The Chartists: The First National Workers Movement
ISBN: 9781783711161
Platform/Publisher: JSTOR / Pluto Press
Digital rights: Users: unlimited; Printing: chapter; Download: chapter
Subjects: Chartism; Labor movement -- Great Britain -- History -- 19th century;

'[The Chartists] is lucid, well crafted, conversant with a mass of literature and highly accessible. It is in short a real achievement...' Professor David McNally, Department of Political Science, York University, Toronto


Chartism was the first national workers' movement, drawing together in activity working men and women throughout Britain. The mass uprisings of 1839, 1842 and 1848 brought many middle-class radicals prominence, but at a local level hundreds of workers also emerged to give the movement a strong, innovative working-class leadership.

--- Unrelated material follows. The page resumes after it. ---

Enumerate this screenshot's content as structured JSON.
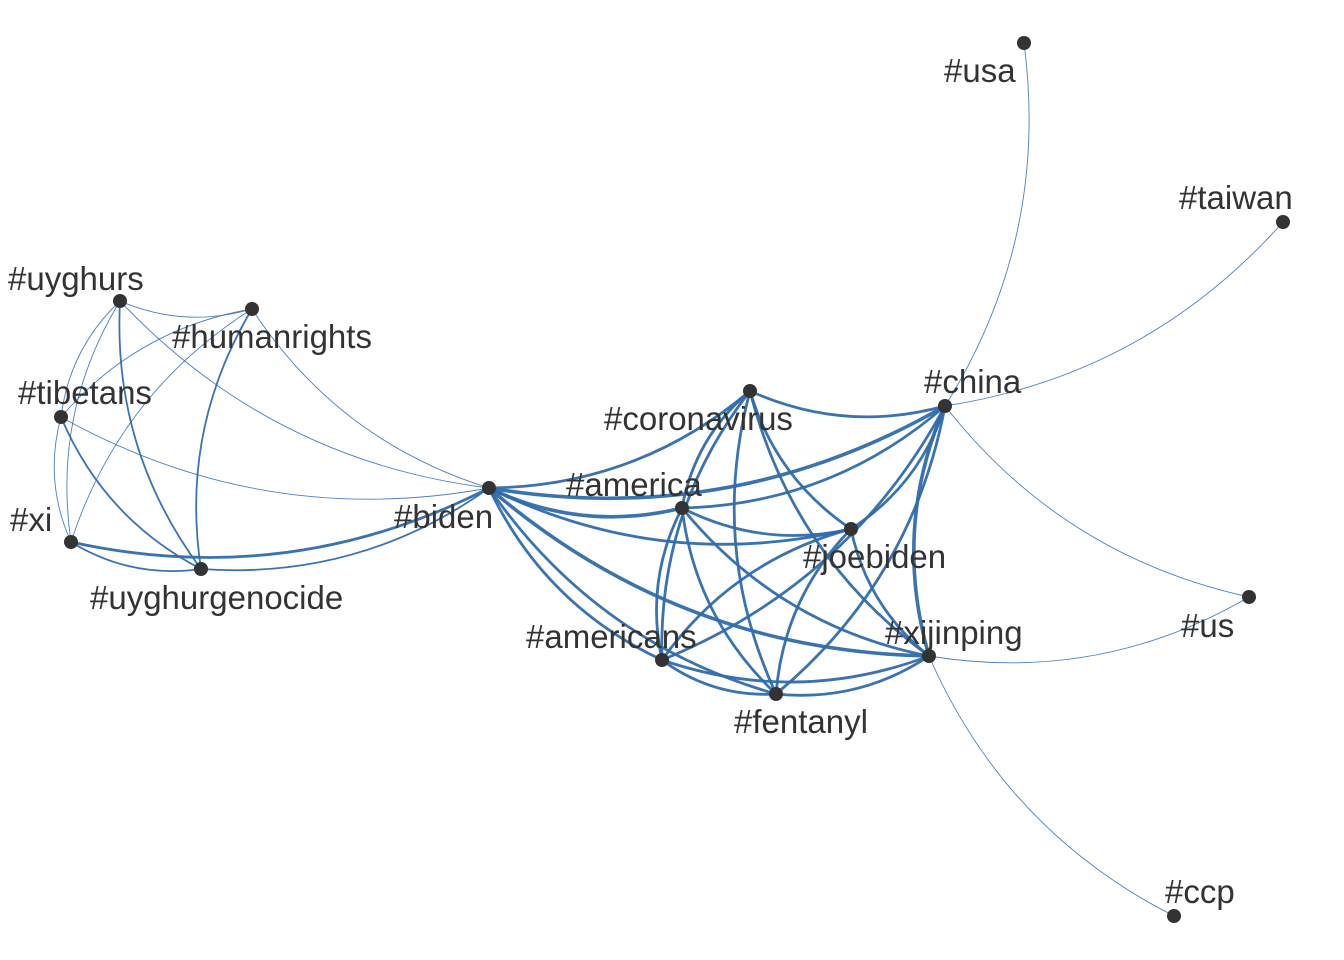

The Chartists is the first study to place emphasis on the importance of these mass movements and on the problems of building workers' organisation during the period. John Charlton chronicles the key events and outlines the leading figures, examining many aspects of the movement that are frequently overlooked in introductory texts, from Chartist Christians and Chartist trade unionists to Chartist feminists and the impact of the movement on the thinking of Marx and Engels. Featuring brief biographies and an assessment of recent literature on the subject, this is an original and highly readable history of Chartism.


John Charlton is a lecturer in Politics at the University of Leeds and lectured in History and Politics at Leeds Metropolitan University for 25 years. He is one of Britain's leading experts on the multitude of primary texts on the Chartists.